Y2K Fashion? The Qi Xi Campaign of BALENCIAGA
Balenciaga campaign (writes: I love you) Qixi- the Chinese lunar calendar Valentine’s day is around the corner. Like every other year, most luxury brands had come up with ideas of limited seasonal editions to impress their Chinese customers. Recently, Balenciaga had released their seasonal editions for the Chinese Valentine’s day …
Qixi- the Chinese lunar calendar Valentine’s day is around the corner. Like every other year, most luxury brands had come up with ideas of limited seasonal editions to impress their Chinese customers.
Recently, Balenciaga had released their seasonal editions for the Chinese Valentine’s day on their Tian mao (a branch of Alibaba’s Tao Bao) official online shop. And this time, again, Balenciaga’s art direction became the hit topic and received both love and hate from the audience.

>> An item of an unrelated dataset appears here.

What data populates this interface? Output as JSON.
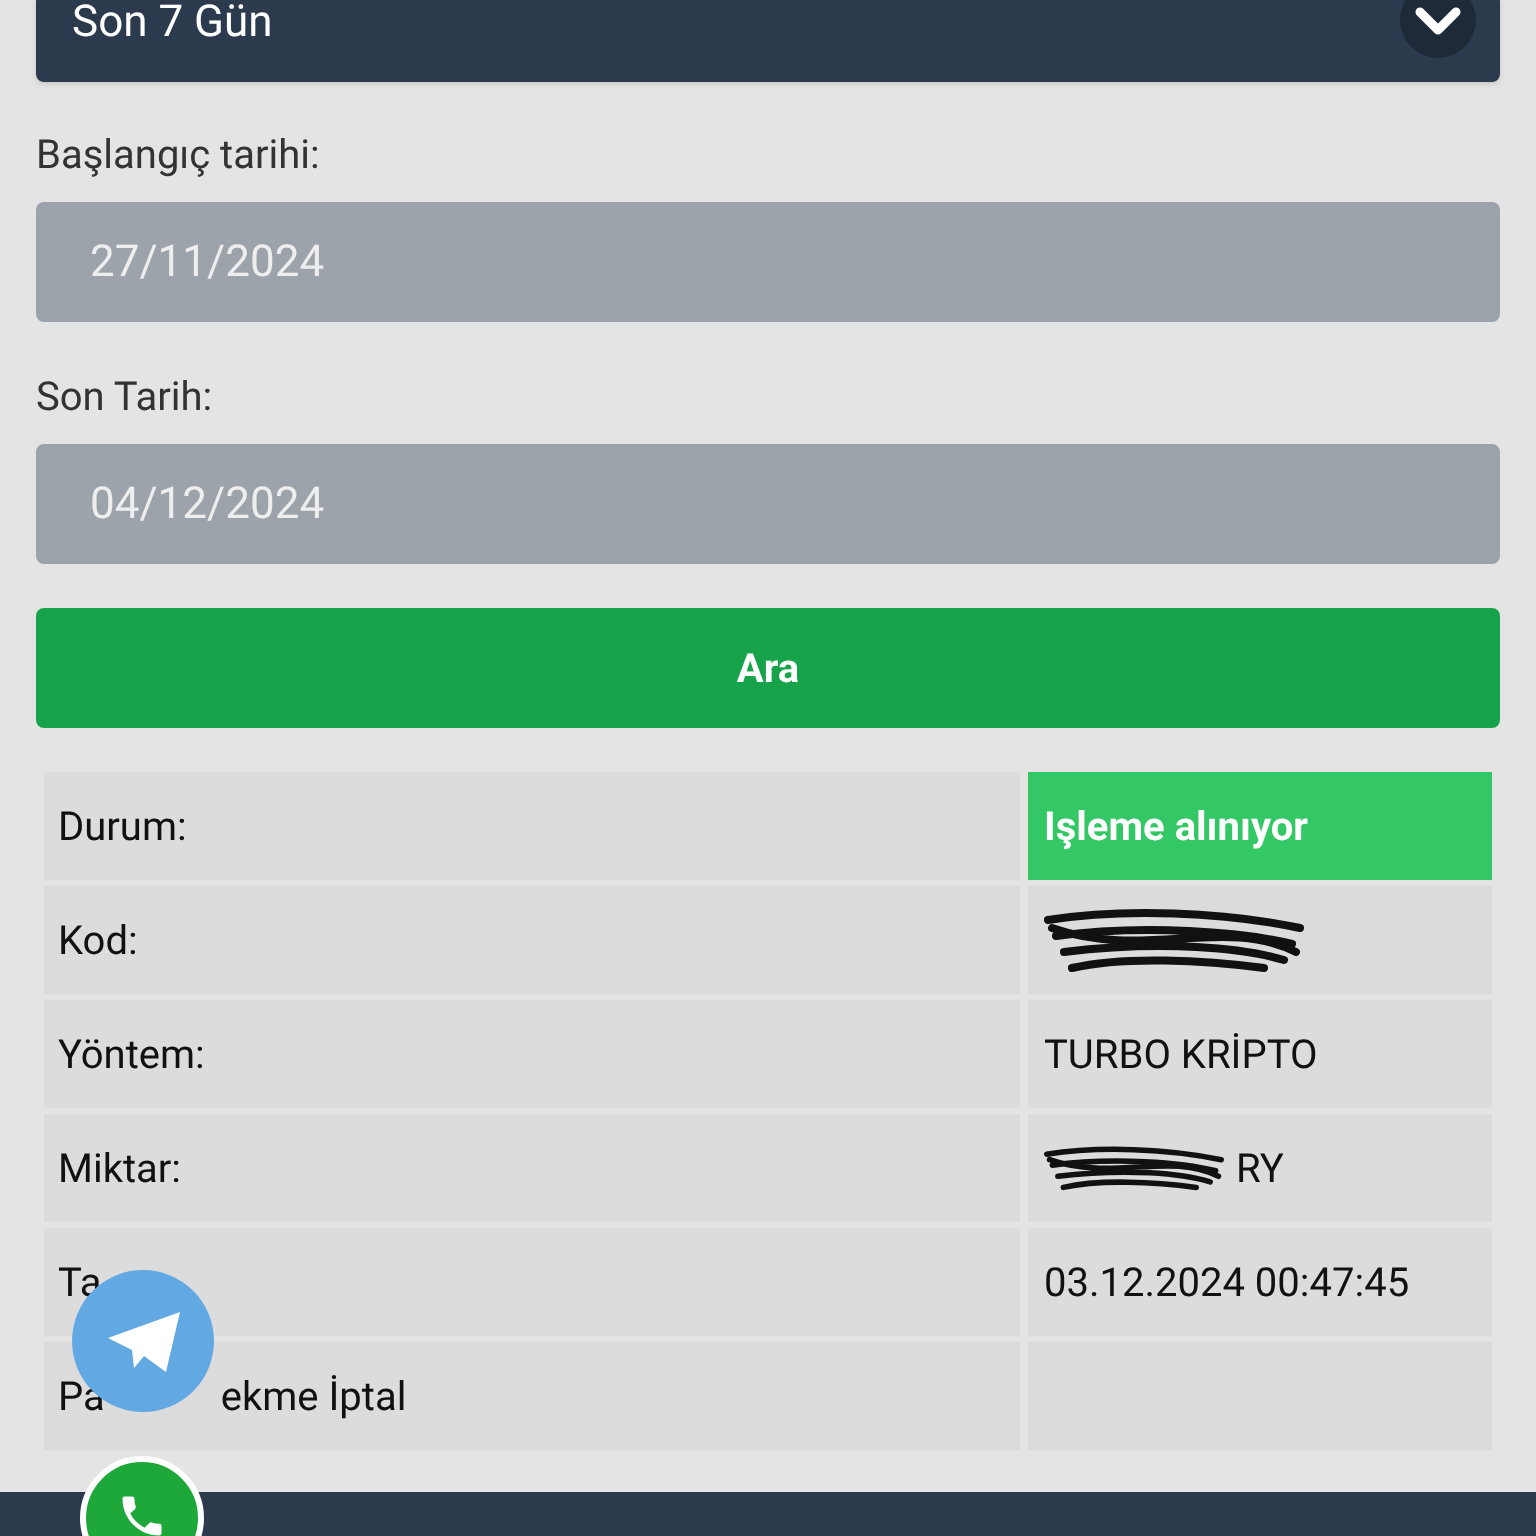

With the revolving of meme culture, early Internet culture, and the Y2K (the year 2000) style, many mainstream media and entertainment started to adopt this style to access the younger generations. This time the branding banner of Balenciaga’s Valentine’s day edition is inspired by the style of old electrical clock calendar as well as the early 2000 QQ Space (similar with My Space) aesthetic. Some people think that this branding style is very outdated and doesn’t go well with their expectations of the avant-garde Balenciaga. While some think this campaign shows a sense of humor and reflects the different attitude of the brand.

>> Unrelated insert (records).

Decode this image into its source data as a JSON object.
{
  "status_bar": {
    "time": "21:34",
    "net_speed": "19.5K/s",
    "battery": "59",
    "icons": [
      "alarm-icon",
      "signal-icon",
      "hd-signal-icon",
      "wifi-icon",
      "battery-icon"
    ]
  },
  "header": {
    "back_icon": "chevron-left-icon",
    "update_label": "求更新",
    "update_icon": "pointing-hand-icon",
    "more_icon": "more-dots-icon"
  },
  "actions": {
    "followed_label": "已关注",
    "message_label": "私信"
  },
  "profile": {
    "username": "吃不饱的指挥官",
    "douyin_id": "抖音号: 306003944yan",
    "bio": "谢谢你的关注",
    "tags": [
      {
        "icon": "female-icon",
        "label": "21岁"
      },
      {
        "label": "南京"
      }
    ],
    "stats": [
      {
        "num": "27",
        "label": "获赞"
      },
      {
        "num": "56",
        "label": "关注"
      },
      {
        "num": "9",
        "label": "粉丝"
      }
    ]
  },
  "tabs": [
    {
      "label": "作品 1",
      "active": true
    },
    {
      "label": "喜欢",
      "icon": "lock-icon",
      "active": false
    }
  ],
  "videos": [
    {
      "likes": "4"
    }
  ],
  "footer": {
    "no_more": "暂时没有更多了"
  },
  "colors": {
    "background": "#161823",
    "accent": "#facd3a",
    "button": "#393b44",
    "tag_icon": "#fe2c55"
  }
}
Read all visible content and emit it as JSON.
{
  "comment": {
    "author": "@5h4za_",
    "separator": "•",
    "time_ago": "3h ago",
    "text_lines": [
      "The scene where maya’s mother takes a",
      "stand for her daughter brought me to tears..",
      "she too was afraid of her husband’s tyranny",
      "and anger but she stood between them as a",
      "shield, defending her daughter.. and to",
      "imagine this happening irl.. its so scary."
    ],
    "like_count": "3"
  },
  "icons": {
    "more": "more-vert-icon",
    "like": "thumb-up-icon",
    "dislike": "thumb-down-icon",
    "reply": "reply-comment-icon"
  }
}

If you had been following Balenciaga on their social media, you would know that Balenciaga is already not the traditional distant luxury brand or the street fashion with big logos anymore. The new creative director, Demna Gvasalia, totally altered Balenciaga’s proception and the way the brand communicates. Balenciaga’s Instagram account had utterly overthrown the running mode of any traditional luxury brands by posting random people’s photos and inspirations instead of strictly brand-related content.

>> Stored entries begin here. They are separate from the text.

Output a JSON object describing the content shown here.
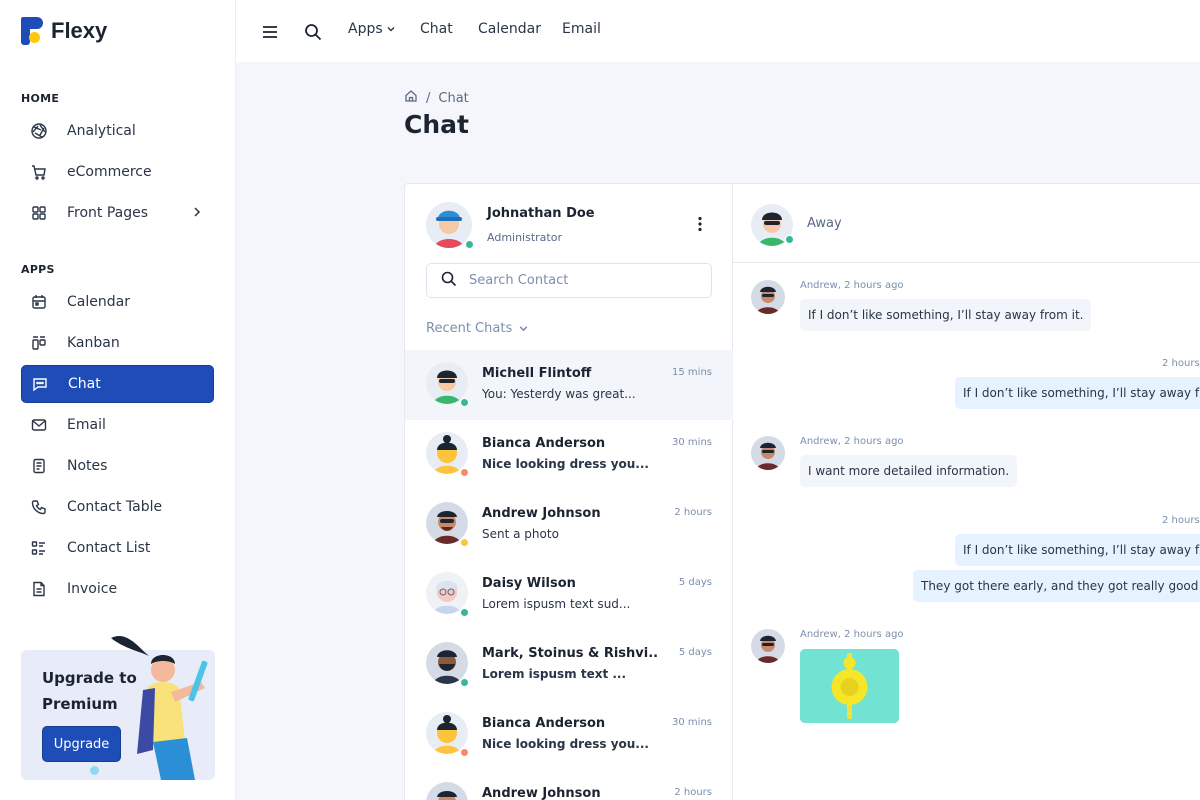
{
  "brand": {
    "name": "Flexy"
  },
  "sidebar": {
    "sections": [
      {
        "heading": "HOME"
      },
      {
        "heading": "APPS"
      }
    ],
    "items": [
      {
        "label": "Analytical",
        "icon": "aperture-icon"
      },
      {
        "label": "eCommerce",
        "icon": "cart-icon"
      },
      {
        "label": "Front Pages",
        "icon": "grid-icon"
      },
      {
        "label": "Calendar",
        "icon": "calendar-icon"
      },
      {
        "label": "Kanban",
        "icon": "kanban-icon"
      },
      {
        "label": "Chat",
        "icon": "message-icon",
        "active": true
      },
      {
        "label": "Email",
        "icon": "mail-icon"
      },
      {
        "label": "Notes",
        "icon": "notes-icon"
      },
      {
        "label": "Contact Table",
        "icon": "phone-icon"
      },
      {
        "label": "Contact List",
        "icon": "list-details-icon"
      },
      {
        "label": "Invoice",
        "icon": "invoice-icon"
      }
    ],
    "promo": {
      "title": "Upgrade to Premium",
      "button": "Upgrade"
    }
  },
  "topbar": {
    "links": [
      "Apps",
      "Chat",
      "Calendar",
      "Email"
    ]
  },
  "breadcrumb": {
    "current": "Chat"
  },
  "page": {
    "title": "Chat"
  },
  "profile": {
    "name": "Johnathan Doe",
    "role": "Administrator"
  },
  "search": {
    "placeholder": "Search Contact"
  },
  "recent": {
    "label": "Recent Chats"
  },
  "chats": [
    {
      "name": "Michell Flintoff",
      "message": "You: Yesterdy was great...",
      "time": "15 mins",
      "status": "online"
    },
    {
      "name": "Bianca Anderson",
      "message": "Nice looking dress you...",
      "time": "30 mins",
      "status": "busy"
    },
    {
      "name": "Andrew Johnson",
      "message": "Sent a photo",
      "time": "2 hours",
      "status": "away"
    },
    {
      "name": "Daisy Wilson",
      "message": "Lorem ispusm text sud...",
      "time": "5 days",
      "status": "online"
    },
    {
      "name": "Mark, Stoinus & Rishvi..",
      "message": "Lorem ispusm text ...",
      "time": "5 days",
      "status": "online"
    },
    {
      "name": "Bianca Anderson",
      "message": "Nice looking dress you...",
      "time": "30 mins",
      "status": "busy"
    },
    {
      "name": "Andrew Johnson",
      "message": "",
      "time": "2 hours",
      "status": "away"
    }
  ],
  "conversation": {
    "status": "Away",
    "messages": [
      {
        "meta": "Andrew, 2 hours ago",
        "text": "If I don’t like something, I’ll stay away from it."
      },
      {
        "meta": "2 hours",
        "text": "If I don’t like something, I’ll stay away from it."
      },
      {
        "meta": "Andrew, 2 hours ago",
        "text": "I want more detailed information."
      },
      {
        "meta": "2 hours",
        "text": "If I don’t like something, I’ll stay away from it."
      },
      {
        "text": "They got there early, and they got really good seats."
      },
      {
        "meta": "Andrew, 2 hours ago",
        "image": "yellow-object-photo"
      }
    ]
  },
  "colors": {
    "primary": "#1e4db7",
    "accent": "#fdc90f",
    "online": "#39b69a",
    "busy": "#fa896b",
    "away": "#ffc43d"
  }
}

Demna Gvasalia had been working for Balenciaga as Art directors since 2015. He had previously worked at Maison Martin Margiela and Louis Vuitton, and have his own designer’s brand Vetements. With his lead, Balenciaga had transformed from an old luxury brand to an avant-garde high fashion streetwear brand.
In this Qixi campaign, Demna Gvasalia used the element of graffiti and Chinese display handwriting to reflect the fusion of two different cultures. Finding the balance of the brand voice and the needs of costumers is always a central and debating topic for any label.